South Korea’s top financial regulator says that non-fungible tokens (NFTs) are not cryptoassets – and will likely exclude them from capital gains taxation.
The status of NFTs has recently fallen under scrutiny from MPs who have variously accused the government of being overly strict and lenient with its controversial crypto tax policies. A number of lawmakers have stated that it makes no sense that, for instance, bitcoin (BTC) investors will have to pay 20% capital gains tax on profits of USD 2,100 and above from January 1, 2022, while NFT traders will not need to pay a penny on their own profits.
But citing recently updated Financial Action Task Force (FATF) guidelines, a spokesperson for the South Korean Financial Services Commission (FSC) was quoted by Fn News as stating:
“In light of the updated FATF guidelines, we have interpreted that ordinary NFTs are not virtual assets and are thus not subject to regulation. The [South Korean] financial authorities are not taking a different position on this.”

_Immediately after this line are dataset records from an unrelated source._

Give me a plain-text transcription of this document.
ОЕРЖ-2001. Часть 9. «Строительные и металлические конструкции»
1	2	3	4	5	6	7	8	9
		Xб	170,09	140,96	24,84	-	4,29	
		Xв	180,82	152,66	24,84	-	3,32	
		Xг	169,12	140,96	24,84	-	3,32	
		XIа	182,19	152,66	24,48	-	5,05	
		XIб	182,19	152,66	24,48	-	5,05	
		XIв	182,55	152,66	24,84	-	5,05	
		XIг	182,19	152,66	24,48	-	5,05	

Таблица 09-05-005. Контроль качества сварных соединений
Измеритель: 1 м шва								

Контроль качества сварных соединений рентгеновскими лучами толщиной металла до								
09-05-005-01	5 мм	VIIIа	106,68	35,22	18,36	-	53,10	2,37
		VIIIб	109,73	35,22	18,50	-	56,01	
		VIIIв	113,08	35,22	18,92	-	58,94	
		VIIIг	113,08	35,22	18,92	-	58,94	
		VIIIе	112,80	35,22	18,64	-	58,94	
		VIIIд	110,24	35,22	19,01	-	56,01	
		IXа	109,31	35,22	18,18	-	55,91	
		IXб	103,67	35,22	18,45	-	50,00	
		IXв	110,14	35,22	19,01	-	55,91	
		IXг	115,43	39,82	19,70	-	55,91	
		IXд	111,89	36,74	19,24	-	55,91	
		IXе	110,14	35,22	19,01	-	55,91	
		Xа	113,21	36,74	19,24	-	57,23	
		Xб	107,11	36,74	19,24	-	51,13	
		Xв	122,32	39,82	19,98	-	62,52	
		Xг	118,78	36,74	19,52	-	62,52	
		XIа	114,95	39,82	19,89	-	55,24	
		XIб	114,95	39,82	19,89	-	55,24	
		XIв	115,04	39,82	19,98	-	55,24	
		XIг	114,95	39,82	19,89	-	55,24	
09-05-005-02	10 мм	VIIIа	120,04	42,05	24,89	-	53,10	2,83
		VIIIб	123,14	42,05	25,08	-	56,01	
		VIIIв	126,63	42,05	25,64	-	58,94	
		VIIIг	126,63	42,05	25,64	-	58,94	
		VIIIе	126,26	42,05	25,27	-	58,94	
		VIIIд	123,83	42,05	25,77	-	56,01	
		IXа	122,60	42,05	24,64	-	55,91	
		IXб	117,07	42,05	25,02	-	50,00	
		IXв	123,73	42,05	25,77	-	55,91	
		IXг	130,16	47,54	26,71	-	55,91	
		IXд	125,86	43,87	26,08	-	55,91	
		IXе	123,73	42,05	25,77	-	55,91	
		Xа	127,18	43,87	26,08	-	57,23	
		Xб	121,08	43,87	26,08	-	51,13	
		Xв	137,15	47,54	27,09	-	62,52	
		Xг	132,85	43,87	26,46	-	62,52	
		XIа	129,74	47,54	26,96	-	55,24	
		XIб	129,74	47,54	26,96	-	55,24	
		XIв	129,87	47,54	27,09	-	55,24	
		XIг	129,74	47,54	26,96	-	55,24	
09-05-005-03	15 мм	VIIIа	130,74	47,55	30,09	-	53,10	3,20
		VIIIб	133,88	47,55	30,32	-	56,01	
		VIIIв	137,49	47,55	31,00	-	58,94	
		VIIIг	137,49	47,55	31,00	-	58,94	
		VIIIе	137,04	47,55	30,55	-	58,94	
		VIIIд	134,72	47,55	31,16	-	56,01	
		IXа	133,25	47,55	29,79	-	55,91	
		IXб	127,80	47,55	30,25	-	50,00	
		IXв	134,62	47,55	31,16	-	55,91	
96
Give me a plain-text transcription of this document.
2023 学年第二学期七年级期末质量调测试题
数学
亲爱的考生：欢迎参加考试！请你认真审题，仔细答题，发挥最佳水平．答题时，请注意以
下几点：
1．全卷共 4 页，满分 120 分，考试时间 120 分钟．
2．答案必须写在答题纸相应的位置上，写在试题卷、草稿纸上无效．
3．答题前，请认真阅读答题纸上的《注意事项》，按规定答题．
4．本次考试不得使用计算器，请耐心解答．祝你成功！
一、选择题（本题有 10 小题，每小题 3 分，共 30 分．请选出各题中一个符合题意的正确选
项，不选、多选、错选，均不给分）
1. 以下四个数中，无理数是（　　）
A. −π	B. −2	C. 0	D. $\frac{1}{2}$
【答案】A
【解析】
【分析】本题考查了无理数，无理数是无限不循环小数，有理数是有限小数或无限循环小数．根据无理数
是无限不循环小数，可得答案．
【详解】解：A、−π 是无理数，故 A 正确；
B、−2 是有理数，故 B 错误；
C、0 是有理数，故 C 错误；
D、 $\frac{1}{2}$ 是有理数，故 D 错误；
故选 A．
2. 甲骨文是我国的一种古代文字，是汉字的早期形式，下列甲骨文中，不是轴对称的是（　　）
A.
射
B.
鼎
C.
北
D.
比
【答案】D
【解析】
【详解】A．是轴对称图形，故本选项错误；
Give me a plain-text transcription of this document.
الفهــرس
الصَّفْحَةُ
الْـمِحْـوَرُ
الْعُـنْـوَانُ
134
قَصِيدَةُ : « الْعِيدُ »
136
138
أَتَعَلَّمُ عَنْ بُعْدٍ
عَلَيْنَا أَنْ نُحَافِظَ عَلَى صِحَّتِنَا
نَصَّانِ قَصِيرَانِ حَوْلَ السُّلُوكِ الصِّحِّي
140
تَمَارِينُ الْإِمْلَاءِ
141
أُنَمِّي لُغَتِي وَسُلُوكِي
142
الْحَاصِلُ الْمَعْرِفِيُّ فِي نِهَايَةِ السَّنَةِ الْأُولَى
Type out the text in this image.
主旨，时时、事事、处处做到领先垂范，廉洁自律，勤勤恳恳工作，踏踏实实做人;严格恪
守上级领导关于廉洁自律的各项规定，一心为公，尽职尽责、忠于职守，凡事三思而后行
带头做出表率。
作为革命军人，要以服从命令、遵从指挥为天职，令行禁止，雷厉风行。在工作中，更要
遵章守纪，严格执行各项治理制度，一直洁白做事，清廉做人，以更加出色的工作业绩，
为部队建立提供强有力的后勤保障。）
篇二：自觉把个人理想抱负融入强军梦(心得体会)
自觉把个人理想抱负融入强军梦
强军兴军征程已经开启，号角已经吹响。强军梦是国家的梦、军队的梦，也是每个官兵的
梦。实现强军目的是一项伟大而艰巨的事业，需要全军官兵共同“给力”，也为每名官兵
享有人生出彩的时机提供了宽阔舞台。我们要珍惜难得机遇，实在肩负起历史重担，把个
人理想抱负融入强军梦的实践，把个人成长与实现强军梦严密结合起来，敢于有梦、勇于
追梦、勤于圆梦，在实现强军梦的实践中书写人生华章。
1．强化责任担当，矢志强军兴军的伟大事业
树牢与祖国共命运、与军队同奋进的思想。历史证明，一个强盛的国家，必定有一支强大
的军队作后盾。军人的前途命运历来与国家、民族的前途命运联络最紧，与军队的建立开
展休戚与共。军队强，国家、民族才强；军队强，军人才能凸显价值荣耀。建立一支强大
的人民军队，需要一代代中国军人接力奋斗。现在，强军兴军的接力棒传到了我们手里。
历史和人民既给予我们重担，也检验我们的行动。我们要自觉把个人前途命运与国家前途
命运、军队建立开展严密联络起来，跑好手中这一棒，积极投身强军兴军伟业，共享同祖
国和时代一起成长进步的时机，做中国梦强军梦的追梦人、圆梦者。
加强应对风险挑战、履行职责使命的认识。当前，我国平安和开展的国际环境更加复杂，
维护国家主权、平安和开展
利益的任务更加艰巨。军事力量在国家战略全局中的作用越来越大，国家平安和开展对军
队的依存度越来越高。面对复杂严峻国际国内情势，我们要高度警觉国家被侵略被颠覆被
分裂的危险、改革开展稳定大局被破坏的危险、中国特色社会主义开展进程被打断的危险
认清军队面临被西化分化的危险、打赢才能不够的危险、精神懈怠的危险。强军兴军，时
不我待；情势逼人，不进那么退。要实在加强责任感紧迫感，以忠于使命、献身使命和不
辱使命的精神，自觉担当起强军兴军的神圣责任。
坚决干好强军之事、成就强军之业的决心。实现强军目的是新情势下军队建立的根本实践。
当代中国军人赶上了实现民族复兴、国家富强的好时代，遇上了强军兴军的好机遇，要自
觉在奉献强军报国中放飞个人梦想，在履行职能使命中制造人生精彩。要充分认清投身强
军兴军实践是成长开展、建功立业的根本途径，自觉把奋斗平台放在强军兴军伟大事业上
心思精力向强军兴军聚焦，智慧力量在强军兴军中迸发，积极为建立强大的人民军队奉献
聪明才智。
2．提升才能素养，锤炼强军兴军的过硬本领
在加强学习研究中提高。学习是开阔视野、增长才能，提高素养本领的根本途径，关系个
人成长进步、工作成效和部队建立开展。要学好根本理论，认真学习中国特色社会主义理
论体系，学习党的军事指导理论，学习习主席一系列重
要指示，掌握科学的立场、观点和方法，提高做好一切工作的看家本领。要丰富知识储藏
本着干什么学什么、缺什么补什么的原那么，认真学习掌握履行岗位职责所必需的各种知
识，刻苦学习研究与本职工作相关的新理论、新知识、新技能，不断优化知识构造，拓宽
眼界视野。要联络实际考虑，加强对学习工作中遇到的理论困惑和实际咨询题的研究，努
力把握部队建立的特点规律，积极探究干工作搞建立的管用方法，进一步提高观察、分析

The comments might mean that the FSC has no intention of taxing NFT-related transactions.
Furthermore, the same official said that “the FATF’s position is that NFTs that are used as payment or investment tools can be regulated as virtual assets.”
The FSC spokesperson added that NFT issuers who released hundreds of thousands of tokens at once could also see their coins “regulated like virtual assets.”
The FSC also appeared keen to leave itself some wriggle room for what the media outlet called later “reinterpretation,” adding that in some cases, NFTs could “be considered as virtual assets in the future.”
And the regulator suggested that countries around the world were free to interpret the FATF guidelines as they wished – and create their own policies on NFTs.
But in the case of NFTs, the FSC stated, the fact that the tokens make use of blockchain protocols would not dictate regulatory policy.
The spokesperson stated that as NFTs [typically] use the Ethereum (ETH) protocol’s EIP-721 Non-fungible Token Standard, “it is ridiculous to discuss whether a technology is a virtual asset or not.”
In a separate report from the same outlet, the FSC noted that it was currently considering how it would seek to define NFTs in the text of the Virtual Assets Business Rights Act – a piece of legislation that would grant a new legitimacy to crypto providers, but could also seek to add new regulations.
Analysts in South Korea say they believe the draft legislation could be ready to pass before the National Assembly before the year is out.